How this skill works

The skill parses a specified scope of messages, tags signals using a taxonomy (success, frustration, workflow, request), and assigns confidence levels to each detection. It groups signals into patterns (repetition, evolution, preferences, tool chains), applies recency weighting, and synthesizes a JSON report with findings, recommendations, and task-stage updates.
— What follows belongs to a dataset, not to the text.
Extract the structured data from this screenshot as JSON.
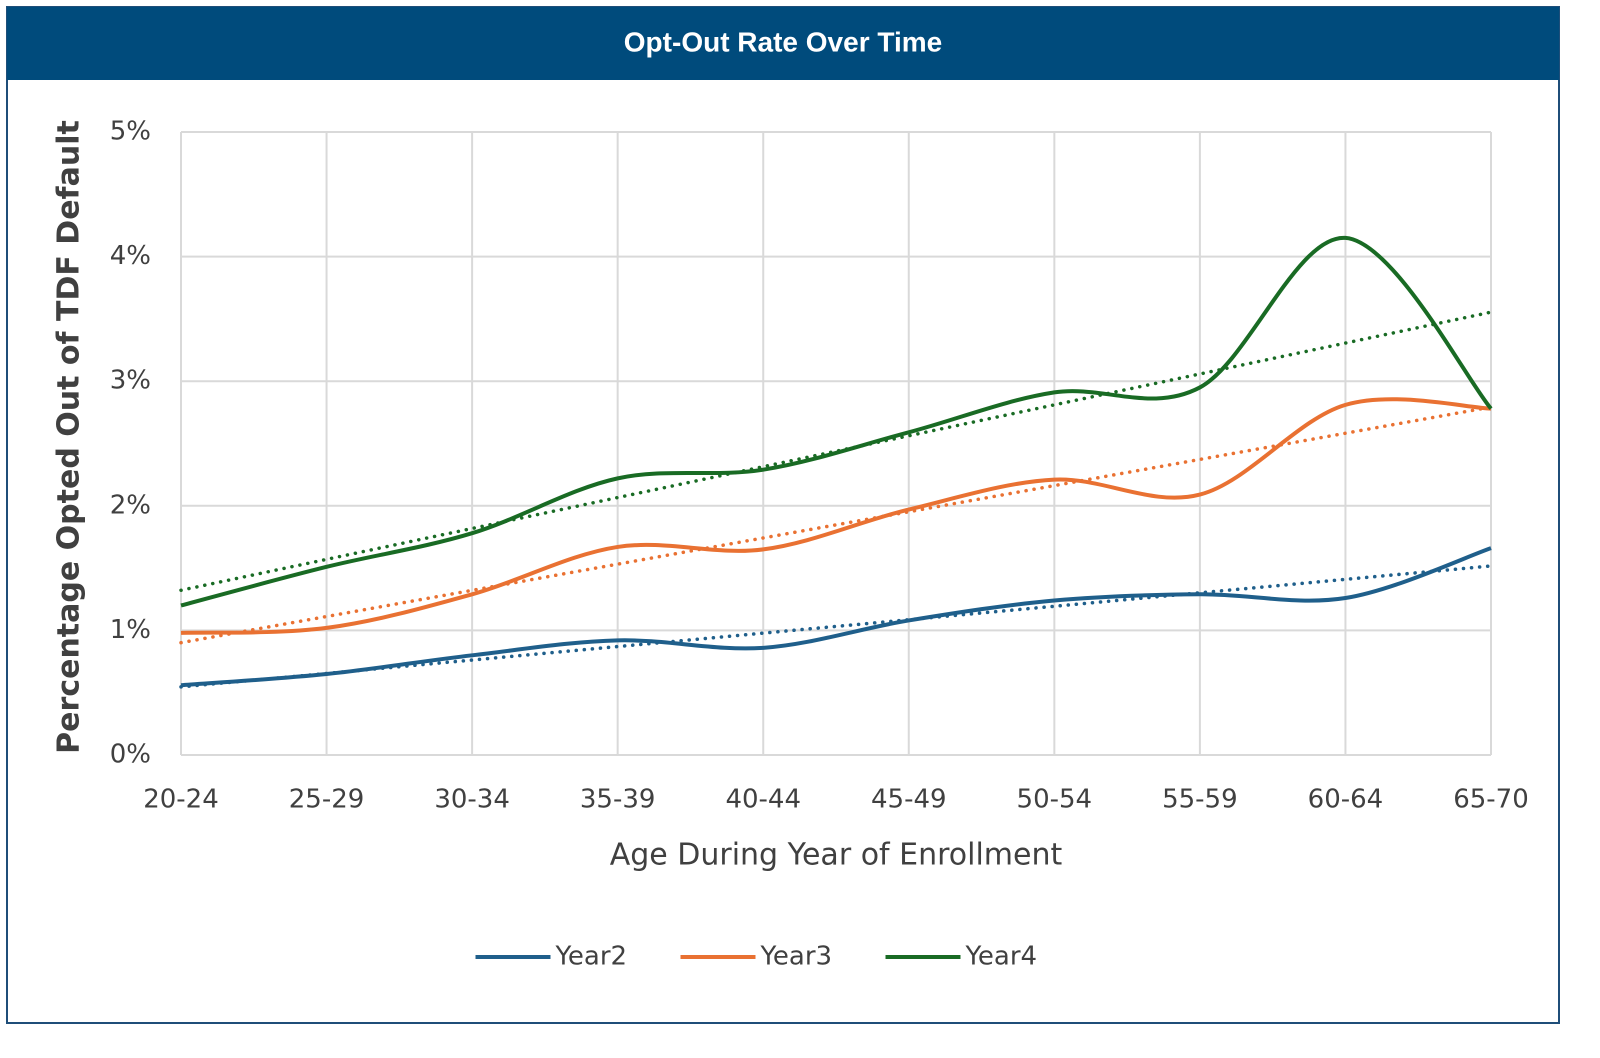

Stages are tracked (Parse Input → Extract Signals → Detect Patterns → Synthesize Report) and never regress.

When to use it

  • When asked to analyze a conversation or asked “what went wrong”
  • To identify frustration or success signals across a session
  • To surface recurring workflow or tool-chain patterns
  • To extract user preferences, requirements, and prohibitions
  • When preparing a diagnostic report or action plan from chat history

Best practices

  • Define a clear scope: message range, actors, and exclusions before starting
  • Exclude system messages, tool outputs, and large code blocks unless relevant
  • Require at least 2 related signals before claiming a pattern; prefer 3+ for strong claims
  • Include confidence for every signal and note caveats for low or ambiguous cases
  • Mark each stage complete and append action items with concrete recommendations

Example use cases

  • Post-mortem: analyze a support chat to find where user frustration escalated
  • Product feedback: detect repeated feature requests or adoption signals across sessions
  • Process improvement: map recurring tool chains to streamline handoffs
  • Quality assurance: identify patterns of correction and reversion to improve agent responses
  • Onboarding review: summarize how new users progress through multi-step workflows

FAQ

Can this run in real time?

No. This skill is designed for session analysis after messages are collected, not for live monitoring.

What minimum message count is needed?

For full signal extraction and pattern detection, aim for 5+ messages; smaller scopes skip extraction and go straight to synthesis.